Pergamum Unfurled: Staubs and Ditchwater

Pergamum Unfurled: Staubs and Ditchwater November 28, 2018

Staubs and Ditchwater is a compact paperback packed with wisdom born of life in Appalachia. Byron Ballard, who stylizes herself as “Asheville’s Village Witch,” is a rarity in modern American culture: she lives where her ancestors lived, going back generations. That’s allowed her to attune to her home in a way that few witches can, because the wisdom of those ancestors teaches lessons of that very same place. The result is a powerful sort of magic which comes through these pages, albeit not just through the precise words. What Ballard teaches in Staubs and Ditchwater is the hoodoo she learned growing up, and has mixed with techniques she’s developed or adapted from her years moving in Pagan circles. She intersperses chapters on the concepts and techniques with essays she’s written about her views and experiences.

The first of those is embedded in the introduction, and tackles the question of what she refers to as cultural strip mining, which is more colorful and precise phrase the cultural appropriation. Ballard is a white woman using a magical system typically associated with African Americans, but what she has come to call “hillfolk hoodoo” was given to her honestly, and race is not the specific focus of that essay. (Hoodoo and conjure are most likely an amalgam of practices brought from Africa on the slavers’ ships, traditions followed by eastern Native Americans before and during early European contact, and folk magic from Scotland and Ireland, together making a particularly American magical system.)

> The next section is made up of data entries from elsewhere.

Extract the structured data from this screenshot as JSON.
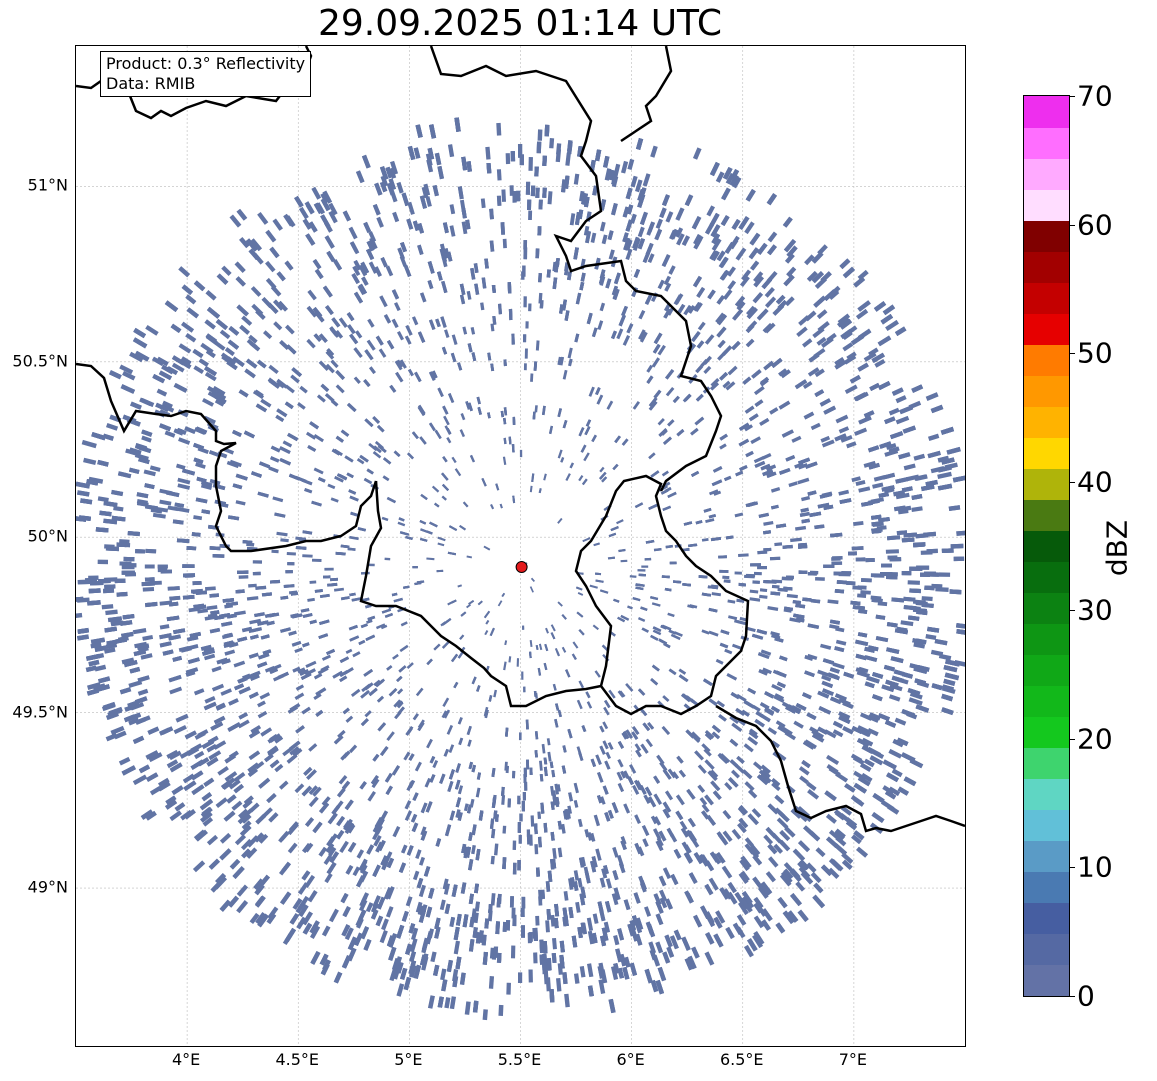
{
  "title": "29.09.2025 01:14 UTC",
  "info_box": {
    "product": "Product: 0.3° Reflectivity",
    "data": "Data: RMIB"
  },
  "map": {
    "lon_range": [
      3.5,
      7.5
    ],
    "lat_range": [
      48.55,
      51.4
    ],
    "x_ticks": [
      "4°E",
      "4.5°E",
      "5°E",
      "5.5°E",
      "6°E",
      "6.5°E",
      "7°E"
    ],
    "y_ticks": [
      "51°N",
      "50.5°N",
      "50°N",
      "49.5°N",
      "49°N"
    ],
    "gridlines": true,
    "radar_site": {
      "lon": 5.505,
      "lat": 49.915,
      "color": "#e31a1c"
    },
    "echo_color": "#6174a4"
  },
  "colorbar": {
    "label": "dBZ",
    "ticks": [
      "0",
      "10",
      "20",
      "30",
      "40",
      "50",
      "60",
      "70"
    ],
    "colors": [
      "#6372a6",
      "#5569a3",
      "#465ea1",
      "#4a7ab2",
      "#5a9bc6",
      "#61c0d8",
      "#5fd6c3",
      "#3ed46e",
      "#14c81e",
      "#12b81a",
      "#10a817",
      "#0e9614",
      "#0c8212",
      "#086e0e",
      "#065a0a",
      "#4a7a12",
      "#afb40a",
      "#ffd700",
      "#ffb300",
      "#ff9800",
      "#ff7b00",
      "#e60000",
      "#c40000",
      "#a20000",
      "#800000",
      "#ffddff",
      "#ffaaff",
      "#ff6eff",
      "#ee2eee"
    ]
  }
}
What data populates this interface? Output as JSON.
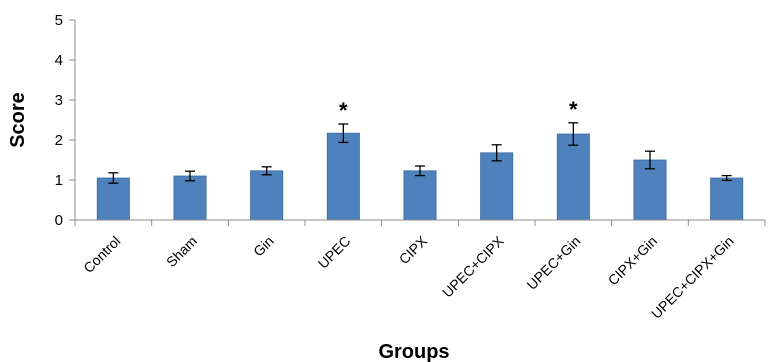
{
  "chart_data": {
    "type": "bar",
    "categories": [
      "Control",
      "Sham",
      "Gin",
      "UPEC",
      "CIPX",
      "UPEC+CIPX",
      "UPEC+Gin",
      "CIPX+Gin",
      "UPEC+CIPX+Gin"
    ],
    "values": [
      1.05,
      1.1,
      1.23,
      2.17,
      1.23,
      1.68,
      2.15,
      1.5,
      1.05
    ],
    "errors": [
      0.13,
      0.12,
      0.1,
      0.23,
      0.12,
      0.2,
      0.28,
      0.22,
      0.06
    ],
    "annotations": [
      "",
      "",
      "",
      "*",
      "",
      "",
      "*",
      "",
      ""
    ],
    "xlabel": "Groups",
    "ylabel": "Score",
    "ylim": [
      0,
      5
    ],
    "yticks": [
      0,
      1,
      2,
      3,
      4,
      5
    ],
    "bar_color": "#4f81bd",
    "bar_edge_color": "#3a6aa3",
    "grid": false,
    "legend": "none"
  }
}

Rather, she struggles with a harsh reality: the traditions she knows are not being handed down through families any longer and might wither if not shared more widely, but yanking them out of their cultural context strips them of part of their power and robs those ancestors of proper credit. At the same time, it’s perfectly acceptable in her tradition to incorporate a “borry” learned from someone outside of it; that’s simply how human knowledge evolves. This a crossroads faced by root workers regardless of ethnicity or race. Ballard has opted to give her knowledge to the universe.

Between these covers can also be found details about the tools (one can never have too many canning jars) and materials (the list of different kinds of waters is particularly fascinating) used in hillfolk hoodoo , a chapter on divination and omen-reading (which includes not only the tarot familiar to many Pagans, but techniques ranging from tasseography to scrying in the clouds), and a passel of “receipts” (recipes) for specific spells. Readers are oriented to the vocabulary used in the hills, which provides a glimpse into the mindset of those who developed the techniques Ballard explains.

Quirks: one might finish this book feeling that there isn’t enough to start a practice, but anyone who thinks an esoteric tradition can be learned from a book alone is always mistaken. In this case, I’m certain Ballard could go on for several hundred more pages detailing exactly how she works, but this is a system based on what’s local. The herbs native to her part of North Carolina don’t entirely overlap with those growing in my more northerly part of the Appalachians, and likely not at all with those of the Great Plains. She provides some important basics and surely has more to offer, but the more advanced teachers must be the spirits of the land on which one lives.

Quibbles: there are inconsistent uses of capital letters throughout (psychic is sometimes capitalized, and deity more often than god), which just shows that Ballard shares in the common struggle over when to use the shift key. It also reflects how frequently today’s writers are not given the support of a professional editor, which everyone needs, because it’s a job quickly cut when budgets run tight.

Staubs and Ditchwater is a book worth reading not once, but multiple times. This is a volume which, if put to good use, will become as worn and stained as any trusted cookbook. Judge it not by its size, nor even by what is within it written; the wisdom comes through and will sinks into the reader’s unconscious if given the time and space. As Byron Ballard suggests in what she wrote in my signed copy, it’s about the work rather than the words: “Now you do the hoodoo.”